5. Metering and Sampling
Influent flow is sampled for two purposes: regulatory and process control. The waste stream is checked for things like pH, temperature, solids in the stream, metals, nutrients and amount of flow. These measurements help operators make decisions on how to run the plant.
Influent flow is combined with sludge from the clarifiers. (See step 7) The “bugs” or microorganisms have a healthy appetite and the organics in the influent flow are what they like to eat. In the aeration tanks, operators maintain the environment for the bugs. Operators keep oxygen levels, food, nutrients, temperature and the absence of toxic materials in check.
7. Final Settling
Wastewater then enters the clarifiers or final settling tanks. Here, the sludge (mainly consisting of “bugs” or microorganisms) settles out of the wastewater and is pumped back to aeration tanks. Some of the bugs are removed from the system. The clean water flows from the clarifiers to be disinfected, aerated and returned to the environment.
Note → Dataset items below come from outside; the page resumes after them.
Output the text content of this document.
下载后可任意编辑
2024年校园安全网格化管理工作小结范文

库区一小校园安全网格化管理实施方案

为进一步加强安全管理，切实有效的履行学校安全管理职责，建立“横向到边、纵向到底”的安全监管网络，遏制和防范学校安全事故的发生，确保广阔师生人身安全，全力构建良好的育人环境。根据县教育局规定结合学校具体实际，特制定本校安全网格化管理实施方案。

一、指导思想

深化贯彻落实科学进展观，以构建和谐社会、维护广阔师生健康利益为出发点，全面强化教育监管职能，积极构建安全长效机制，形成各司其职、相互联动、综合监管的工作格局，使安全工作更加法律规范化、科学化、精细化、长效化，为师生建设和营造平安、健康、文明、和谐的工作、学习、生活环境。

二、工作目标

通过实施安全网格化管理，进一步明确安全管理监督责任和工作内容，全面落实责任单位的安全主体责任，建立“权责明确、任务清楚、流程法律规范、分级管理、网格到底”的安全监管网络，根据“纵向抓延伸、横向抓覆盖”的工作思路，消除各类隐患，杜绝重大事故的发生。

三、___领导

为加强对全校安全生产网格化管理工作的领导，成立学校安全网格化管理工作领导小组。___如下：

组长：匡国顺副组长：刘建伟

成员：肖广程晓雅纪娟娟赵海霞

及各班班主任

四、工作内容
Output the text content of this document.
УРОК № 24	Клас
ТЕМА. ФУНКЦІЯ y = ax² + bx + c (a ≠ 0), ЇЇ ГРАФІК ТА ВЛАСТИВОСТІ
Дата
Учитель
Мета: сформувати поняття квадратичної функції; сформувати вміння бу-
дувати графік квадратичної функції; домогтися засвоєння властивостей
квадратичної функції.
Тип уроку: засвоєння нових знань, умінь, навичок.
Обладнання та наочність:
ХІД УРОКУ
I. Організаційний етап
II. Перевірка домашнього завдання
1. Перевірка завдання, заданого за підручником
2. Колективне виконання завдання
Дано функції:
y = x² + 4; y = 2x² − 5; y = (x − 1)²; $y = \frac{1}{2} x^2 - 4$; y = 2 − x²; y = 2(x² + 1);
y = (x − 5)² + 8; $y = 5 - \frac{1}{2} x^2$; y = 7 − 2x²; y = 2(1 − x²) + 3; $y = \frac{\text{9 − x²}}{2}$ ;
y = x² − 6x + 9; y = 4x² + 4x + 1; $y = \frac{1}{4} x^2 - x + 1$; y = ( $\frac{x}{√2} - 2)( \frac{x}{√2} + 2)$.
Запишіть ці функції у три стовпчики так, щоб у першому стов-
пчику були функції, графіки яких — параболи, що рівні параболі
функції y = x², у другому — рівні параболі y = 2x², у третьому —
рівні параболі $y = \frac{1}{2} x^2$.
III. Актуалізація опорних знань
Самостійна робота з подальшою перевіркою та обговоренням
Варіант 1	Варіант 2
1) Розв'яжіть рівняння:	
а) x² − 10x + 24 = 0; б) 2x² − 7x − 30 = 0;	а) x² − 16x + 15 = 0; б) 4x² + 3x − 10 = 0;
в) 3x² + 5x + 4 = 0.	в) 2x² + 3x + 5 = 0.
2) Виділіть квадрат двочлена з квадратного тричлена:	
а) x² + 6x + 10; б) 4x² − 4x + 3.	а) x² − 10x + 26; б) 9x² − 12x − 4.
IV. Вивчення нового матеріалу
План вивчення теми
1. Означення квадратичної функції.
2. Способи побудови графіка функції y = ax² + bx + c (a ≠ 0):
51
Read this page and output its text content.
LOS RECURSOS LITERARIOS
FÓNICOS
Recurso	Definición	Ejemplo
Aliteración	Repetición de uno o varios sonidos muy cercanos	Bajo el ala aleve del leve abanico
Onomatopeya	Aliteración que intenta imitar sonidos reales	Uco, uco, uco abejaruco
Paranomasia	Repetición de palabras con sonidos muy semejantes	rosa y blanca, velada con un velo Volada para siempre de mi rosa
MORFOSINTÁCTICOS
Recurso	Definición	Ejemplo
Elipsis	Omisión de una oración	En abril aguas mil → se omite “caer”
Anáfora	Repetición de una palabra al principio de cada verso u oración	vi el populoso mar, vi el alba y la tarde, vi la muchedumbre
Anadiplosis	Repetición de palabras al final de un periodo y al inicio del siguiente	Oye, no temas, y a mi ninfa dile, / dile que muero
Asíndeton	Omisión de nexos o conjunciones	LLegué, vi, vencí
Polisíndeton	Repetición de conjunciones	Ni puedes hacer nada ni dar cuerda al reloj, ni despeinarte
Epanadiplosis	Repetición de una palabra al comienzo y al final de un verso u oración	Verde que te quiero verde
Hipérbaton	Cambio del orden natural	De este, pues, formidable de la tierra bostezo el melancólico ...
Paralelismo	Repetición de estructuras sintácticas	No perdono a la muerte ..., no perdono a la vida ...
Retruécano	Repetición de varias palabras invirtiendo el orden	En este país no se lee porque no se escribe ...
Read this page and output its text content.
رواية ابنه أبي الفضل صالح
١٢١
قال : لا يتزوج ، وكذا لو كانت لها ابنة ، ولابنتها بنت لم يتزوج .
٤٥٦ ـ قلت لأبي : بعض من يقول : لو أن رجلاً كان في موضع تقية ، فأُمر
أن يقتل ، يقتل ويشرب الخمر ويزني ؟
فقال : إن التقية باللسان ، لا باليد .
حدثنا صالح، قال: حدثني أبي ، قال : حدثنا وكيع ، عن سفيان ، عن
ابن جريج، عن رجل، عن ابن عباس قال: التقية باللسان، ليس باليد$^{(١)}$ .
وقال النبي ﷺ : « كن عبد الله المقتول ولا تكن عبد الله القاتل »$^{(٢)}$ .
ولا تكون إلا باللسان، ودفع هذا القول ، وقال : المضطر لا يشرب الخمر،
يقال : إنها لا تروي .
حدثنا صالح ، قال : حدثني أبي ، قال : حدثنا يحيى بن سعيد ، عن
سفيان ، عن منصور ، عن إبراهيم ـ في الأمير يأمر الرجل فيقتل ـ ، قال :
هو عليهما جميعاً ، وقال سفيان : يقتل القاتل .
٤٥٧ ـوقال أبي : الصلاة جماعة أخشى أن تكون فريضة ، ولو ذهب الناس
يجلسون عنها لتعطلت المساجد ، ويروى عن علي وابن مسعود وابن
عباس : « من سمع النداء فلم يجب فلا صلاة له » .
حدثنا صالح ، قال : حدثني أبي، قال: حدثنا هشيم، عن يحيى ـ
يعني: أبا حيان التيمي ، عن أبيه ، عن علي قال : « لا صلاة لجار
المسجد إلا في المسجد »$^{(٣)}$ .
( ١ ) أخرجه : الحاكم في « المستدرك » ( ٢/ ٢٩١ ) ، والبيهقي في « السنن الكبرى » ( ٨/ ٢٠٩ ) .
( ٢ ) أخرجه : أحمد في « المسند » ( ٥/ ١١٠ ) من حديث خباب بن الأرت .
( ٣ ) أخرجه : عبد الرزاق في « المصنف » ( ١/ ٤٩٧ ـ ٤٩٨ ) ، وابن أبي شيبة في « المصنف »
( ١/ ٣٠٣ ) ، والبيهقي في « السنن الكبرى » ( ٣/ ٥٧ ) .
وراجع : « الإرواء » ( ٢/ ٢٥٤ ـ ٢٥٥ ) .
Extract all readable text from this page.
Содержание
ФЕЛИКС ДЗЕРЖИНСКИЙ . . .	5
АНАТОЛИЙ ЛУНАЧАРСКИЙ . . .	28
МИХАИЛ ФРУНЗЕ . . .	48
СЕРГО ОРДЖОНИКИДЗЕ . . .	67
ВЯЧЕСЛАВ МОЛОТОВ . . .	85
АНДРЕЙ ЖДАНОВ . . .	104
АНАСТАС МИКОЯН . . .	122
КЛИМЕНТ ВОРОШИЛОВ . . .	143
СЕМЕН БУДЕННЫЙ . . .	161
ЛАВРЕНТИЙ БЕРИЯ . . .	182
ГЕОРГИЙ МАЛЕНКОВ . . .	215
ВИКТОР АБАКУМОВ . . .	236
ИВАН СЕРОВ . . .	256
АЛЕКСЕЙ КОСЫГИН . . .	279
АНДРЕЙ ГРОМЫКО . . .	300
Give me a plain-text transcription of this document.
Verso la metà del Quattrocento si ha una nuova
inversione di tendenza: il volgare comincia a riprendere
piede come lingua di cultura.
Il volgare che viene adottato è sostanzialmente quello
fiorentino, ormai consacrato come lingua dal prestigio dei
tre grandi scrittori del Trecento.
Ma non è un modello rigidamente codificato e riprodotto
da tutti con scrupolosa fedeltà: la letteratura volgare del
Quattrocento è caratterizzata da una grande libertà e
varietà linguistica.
8. Filtration and Disinfection
After solids are removed, the liquid sewage is filtered through a substance, usually sand, by the action of gravity. This method gets rid of almost all bacteria, reduces turbidity and color, removes odors, reduces the amount of iron, and removes most other solid particles that remained in the water. Water is sometimes filtered through carbon particles, which removes organic particles. The clean water is then passed over intense ultra violet light. The UV light disinfects the water making it safe to return to creeks, rivers and lakes.
Just before the treated water (called effluent) is discharged to a local body of water, it passes over a series of concrete steps. The rolling action adds oxygen to the water. The steps look like a series of small waterfalls.
Another part of treating wastewater is dealing with the solid-waste material. The solids removed from the final settling tanks are further processed. These solids are kept for 20 to 30 days in large, aerated tanks called 'digesters.' Here, the “bugs” break down (digest) the material, reducing its volume, odors, and getting rid of organisms that can cause disease. A centrifuge is used to further reduce the volume by forcing out more of the water. The remaining biosolids are then sent to either an incinerator or to a landfill.